Se sobresalta porque no me había oído entrar, y una expresión de alivio se le dibuja en la cara.

– Aquí está tu padre, por quien preguntabas -le comunica a Katerina con toda naturalidad y me pasa el auricular-: Es tu hija.

– ¿Cómo está mi niña?

– Yo estoy bien. Mamá, no tanto. La has vuelto loca, ha estado a punto de salir a pegar carteles con tu foto -me dice, divertida.

– Lo sé. Ya se hará a la idea.

Sigue un breve silencio.

– ¿Significa eso que tu conversación con Fanis ha surtido efecto? -pregunta con alegría.

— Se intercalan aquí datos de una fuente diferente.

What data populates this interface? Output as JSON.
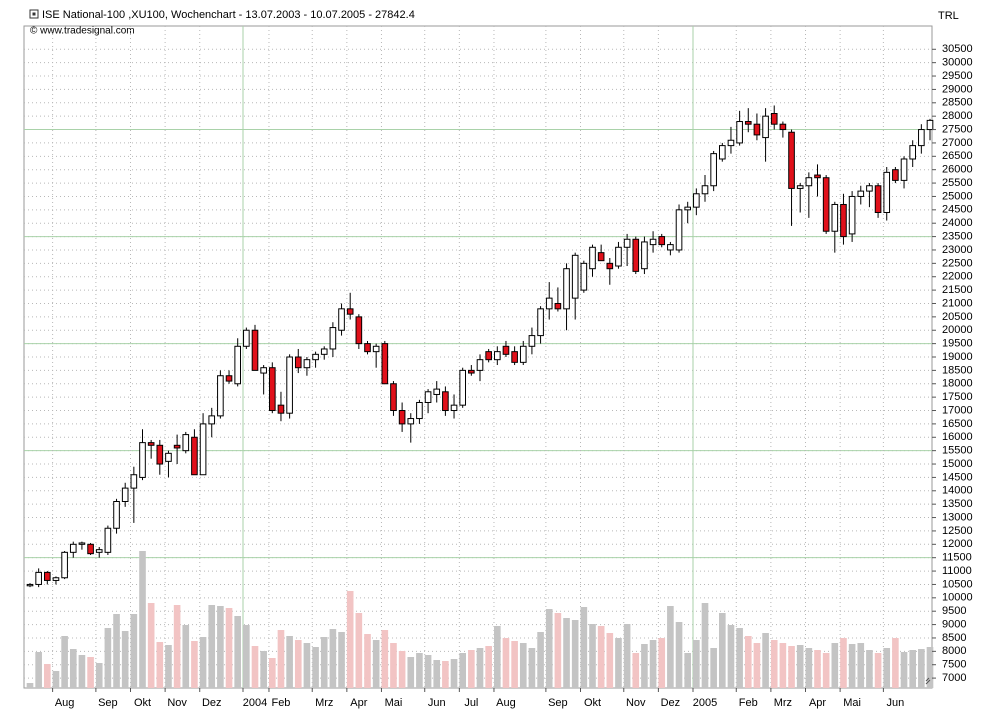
{
  "chart_data": {
    "type": "candlestick",
    "title": "ISE National-100 ,XU100, Wochenchart - 13.07.2003 - 10.07.2005 - 27842.4",
    "subtitle": "© www.tradesignal.com",
    "y_axis_label": "TRL",
    "categories": [
      null,
      null,
      null,
      null,
      "Aug",
      null,
      null,
      null,
      null,
      "Sep",
      null,
      null,
      null,
      "Okt",
      null,
      null,
      null,
      "Nov",
      null,
      null,
      null,
      "Dez",
      null,
      null,
      null,
      null,
      "2004",
      null,
      null,
      "Feb",
      null,
      null,
      null,
      null,
      "Mrz",
      null,
      null,
      null,
      "Apr",
      null,
      null,
      null,
      "Mai",
      null,
      null,
      null,
      null,
      "Jun",
      null,
      null,
      null,
      "Jul",
      null,
      null,
      null,
      "Aug",
      null,
      null,
      null,
      null,
      null,
      "Sep",
      null,
      null,
      null,
      "Okt",
      null,
      null,
      null,
      null,
      "Nov",
      null,
      null,
      null,
      "Dez",
      null,
      null,
      null,
      "2005",
      null,
      null,
      null,
      null,
      "Feb",
      null,
      null,
      null,
      "Mrz",
      null,
      null,
      null,
      "Apr",
      null,
      null,
      null,
      "Mai",
      null,
      null,
      null,
      null,
      "Jun",
      null,
      null,
      null,
      null
    ],
    "open": [
      10450,
      10500,
      10950,
      10650,
      10750,
      11700,
      12000,
      12000,
      11700,
      11700,
      12600,
      13600,
      14100,
      14500,
      15800,
      15700,
      15100,
      15700,
      15500,
      16000,
      14600,
      16500,
      16800,
      18300,
      18000,
      19400,
      20000,
      18400,
      18600,
      17200,
      16900,
      19000,
      18600,
      18900,
      19100,
      19300,
      20000,
      20800,
      20500,
      19500,
      19200,
      19500,
      18000,
      17000,
      16500,
      16700,
      17300,
      17600,
      17700,
      17000,
      17200,
      18500,
      18500,
      19200,
      18900,
      19400,
      19200,
      18800,
      19400,
      19800,
      20800,
      21000,
      20800,
      21200,
      21500,
      22300,
      22900,
      22500,
      22400,
      23100,
      23400,
      22300,
      23200,
      23500,
      23000,
      23000,
      24500,
      24600,
      25100,
      25400,
      26400,
      26900,
      27000,
      27800,
      27700,
      27200,
      28100,
      27700,
      27400,
      25300,
      25400,
      25800,
      25700,
      23700,
      24700,
      23600,
      25000,
      25200,
      25400,
      24400,
      26000,
      25600,
      26400,
      26900,
      27500
    ],
    "high": [
      10550,
      11100,
      11000,
      10800,
      11750,
      12100,
      12100,
      12050,
      11900,
      12700,
      13700,
      14300,
      14900,
      16300,
      15900,
      15900,
      15500,
      16100,
      16200,
      16300,
      16900,
      17100,
      18500,
      18500,
      19700,
      20100,
      20200,
      18700,
      18800,
      17700,
      19100,
      19300,
      19000,
      19200,
      19400,
      20300,
      21000,
      21400,
      20600,
      19600,
      19500,
      19600,
      18100,
      17300,
      16900,
      17400,
      17800,
      18100,
      17900,
      17600,
      18600,
      18700,
      19100,
      19300,
      19400,
      19600,
      19400,
      19600,
      20100,
      20900,
      21800,
      21600,
      22500,
      22900,
      22600,
      23200,
      23200,
      22700,
      23300,
      23600,
      23500,
      23500,
      23700,
      23600,
      23300,
      24700,
      24800,
      25300,
      25800,
      26700,
      27000,
      27600,
      28200,
      28300,
      28100,
      28300,
      28400,
      27800,
      27500,
      25500,
      25900,
      26200,
      25800,
      24800,
      25100,
      25200,
      25400,
      25500,
      25500,
      26100,
      26100,
      26500,
      27100,
      27700,
      27900
    ],
    "low": [
      10400,
      10400,
      10500,
      10500,
      10700,
      11500,
      11800,
      11600,
      11500,
      11600,
      12400,
      13400,
      12800,
      14400,
      15200,
      14600,
      14500,
      15000,
      15400,
      14600,
      14600,
      16000,
      16700,
      18000,
      17900,
      19300,
      18500,
      17600,
      16900,
      16600,
      16700,
      18400,
      18300,
      18600,
      18900,
      19000,
      19800,
      20400,
      19300,
      19100,
      18600,
      18000,
      16800,
      16200,
      15800,
      16500,
      16900,
      17300,
      16800,
      16700,
      17100,
      18300,
      18100,
      18800,
      18700,
      19000,
      18700,
      18700,
      19100,
      19500,
      20400,
      20700,
      20000,
      20400,
      21400,
      22000,
      22600,
      21700,
      22300,
      22400,
      22100,
      22100,
      22900,
      23100,
      22800,
      22900,
      24000,
      24300,
      24800,
      25200,
      26300,
      26600,
      26900,
      27400,
      27100,
      26300,
      27500,
      27200,
      23900,
      24400,
      24200,
      25000,
      23600,
      22900,
      23200,
      23300,
      24700,
      24600,
      24200,
      24100,
      25500,
      25300,
      26100,
      26600,
      27100
    ],
    "close": [
      10500,
      10950,
      10650,
      10750,
      11700,
      12000,
      12050,
      11650,
      11800,
      12600,
      13600,
      14100,
      14600,
      15800,
      15700,
      15000,
      15400,
      15600,
      16100,
      14600,
      16500,
      16800,
      18300,
      18100,
      19400,
      20000,
      18500,
      18600,
      17000,
      16900,
      19000,
      18600,
      18900,
      19100,
      19300,
      20100,
      20800,
      20600,
      19500,
      19200,
      19400,
      18000,
      17000,
      16500,
      16700,
      17300,
      17700,
      17800,
      17000,
      17200,
      18500,
      18400,
      18900,
      18900,
      19200,
      19100,
      18800,
      19400,
      19800,
      20800,
      21200,
      20800,
      22300,
      22800,
      22500,
      23100,
      22600,
      22300,
      23100,
      23400,
      22200,
      23300,
      23400,
      23200,
      23200,
      24500,
      24600,
      25100,
      25400,
      26600,
      26900,
      27100,
      27800,
      27700,
      27300,
      28000,
      27700,
      27500,
      25300,
      25400,
      25700,
      25700,
      23700,
      24700,
      23500,
      25000,
      25200,
      25400,
      24400,
      25900,
      25600,
      26400,
      26900,
      27500,
      27842.4
    ],
    "volume": [
      5,
      36,
      24,
      17,
      52,
      39,
      33,
      31,
      25,
      60,
      74,
      57,
      74,
      137,
      85,
      46,
      43,
      83,
      63,
      47,
      51,
      83,
      82,
      80,
      72,
      63,
      42,
      37,
      30,
      58,
      52,
      48,
      45,
      41,
      51,
      59,
      56,
      97,
      75,
      54,
      48,
      58,
      45,
      37,
      31,
      35,
      33,
      28,
      27,
      29,
      35,
      38,
      40,
      42,
      62,
      50,
      47,
      45,
      40,
      56,
      79,
      75,
      70,
      68,
      81,
      64,
      62,
      55,
      50,
      64,
      35,
      44,
      48,
      50,
      82,
      66,
      35,
      48,
      85,
      40,
      75,
      63,
      60,
      52,
      45,
      55,
      48,
      45,
      42,
      43,
      40,
      38,
      35,
      45,
      50,
      44,
      45,
      38,
      35,
      40,
      50,
      36,
      38,
      39,
      41
    ],
    "volume_ylim": [
      0,
      662
    ],
    "up_color": "#ffffff",
    "down_color": "#e0101a",
    "up_volume_color": "#c4c4c4",
    "down_volume_color": "#f2c4c4",
    "ylim": [
      6630,
      31370
    ],
    "yticks": [
      7000,
      7500,
      8000,
      8500,
      9000,
      9500,
      10000,
      10500,
      11000,
      11500,
      12000,
      12500,
      13000,
      13500,
      14000,
      14500,
      15000,
      15500,
      16000,
      16500,
      17000,
      17500,
      18000,
      18500,
      19000,
      19500,
      20000,
      20500,
      21000,
      21500,
      22000,
      22500,
      23000,
      23500,
      24000,
      24500,
      25000,
      25500,
      26000,
      26500,
      27000,
      27500,
      28000,
      28500,
      29000,
      29500,
      30000,
      30500
    ],
    "major_yticks": [
      11500,
      15500,
      19500,
      23500,
      27500
    ],
    "grid": true
  }
}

– Sí. Y también el suicidio.

– ¿Qué suicidio?

– El de Favieros. Anoche, en la televisión. De repente, me removió todo por dentro.

Katerina echa a reír.

– No deja de ser macabro pero, generalmente, las conmociones dan resultado. -Se pone seria-. Mamá lo hace porque te quiere. No te vayas al otro extremo -me advierte.

– ¡No te preocupes! Recuperaremos nuestra rutina habitual.

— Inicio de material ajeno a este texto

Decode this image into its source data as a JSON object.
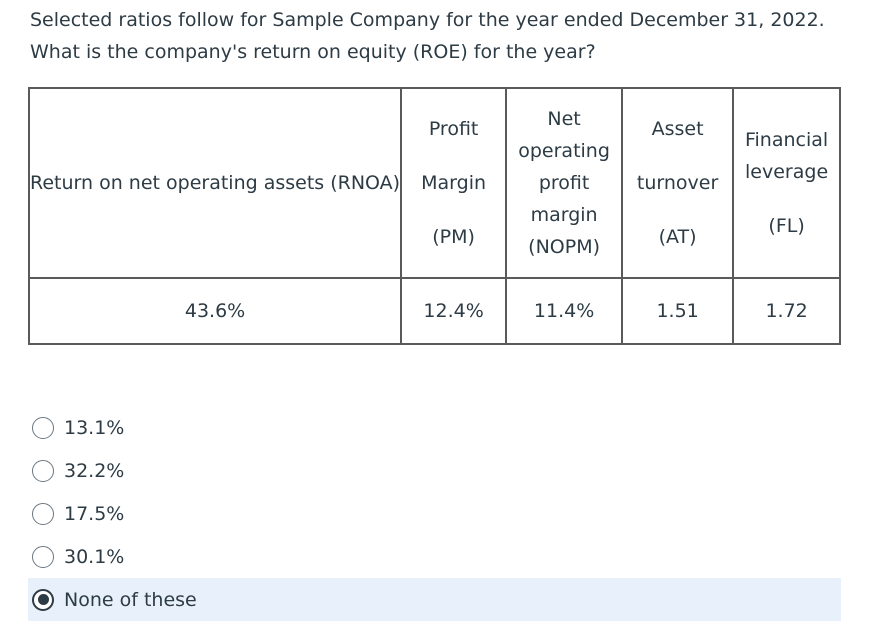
{
  "question": {
    "line1": "Selected ratios follow for Sample Company for the year ended December 31, 2022.",
    "line2": "What is the company's return on equity (ROE) for the year?"
  },
  "table": {
    "headers": {
      "rnoa": "Return on net operating assets (RNOA)",
      "pm": [
        "Profit",
        "Margin",
        "(PM)"
      ],
      "nopm": [
        "Net",
        "operating",
        "profit",
        "margin",
        "(NOPM)"
      ],
      "at": [
        "Asset",
        "turnover",
        "(AT)"
      ],
      "fl": [
        "Financial",
        "leverage",
        "(FL)"
      ]
    },
    "values": {
      "rnoa": "43.6%",
      "pm": "12.4%",
      "nopm": "11.4%",
      "at": "1.51",
      "fl": "1.72"
    }
  },
  "options": [
    {
      "label": "13.1%",
      "selected": false
    },
    {
      "label": "32.2%",
      "selected": false
    },
    {
      "label": "17.5%",
      "selected": false
    },
    {
      "label": "30.1%",
      "selected": false
    },
    {
      "label": "None of these",
      "selected": true
    }
  ],
  "colors": {
    "text": "#2d3b45",
    "selected_bg": "#e8f1fb",
    "border": "#5a5a5a"
  }
}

Intercambiamos besos telefónicos y cuelgo. Adrianí se ha ido a la cocina para preparar algo de comer. Antes de seguirla hago una parada en el dormitorio para recoger el Diccionario hermenéutico de términos hipocráticos, de Apostolidis, que Katerina me regaló cuando me hospitalizaron por el amago de infarto.

Busco la voz «sanar» y me dirijo a la cocina. La mesa está puesta, y la comida servida. Calabacines hervidos, los que estuvo pelando por la mañana, y tres hamburguesas. Me acerco a ella, diccionario en mano, y le leo la definición:

– «Sanar: curarse por completo, restablecerse. “Los enfermos sanan gracias a la medicina.” Página cuarenta y uno. Yo estoy entre los que menciona Hipócrates -añado-. Me siento tan sano, que pienso pedir el alta y volver al departamento.

– ¡Costas, por Dios, no tomemos decisiones tan precipitadas! -Por un lado, me suplica aterrorizada; por otro, me recuerda que la decisión la tomaremos juntos, no yo por mi cuenta-. Además, te retienen un pastón para la Seguridad Social. Y ahora que tienes la oportunidad de recuperar una parte de lo que te han robado a lo largo de tantos años, quieres regalárselo.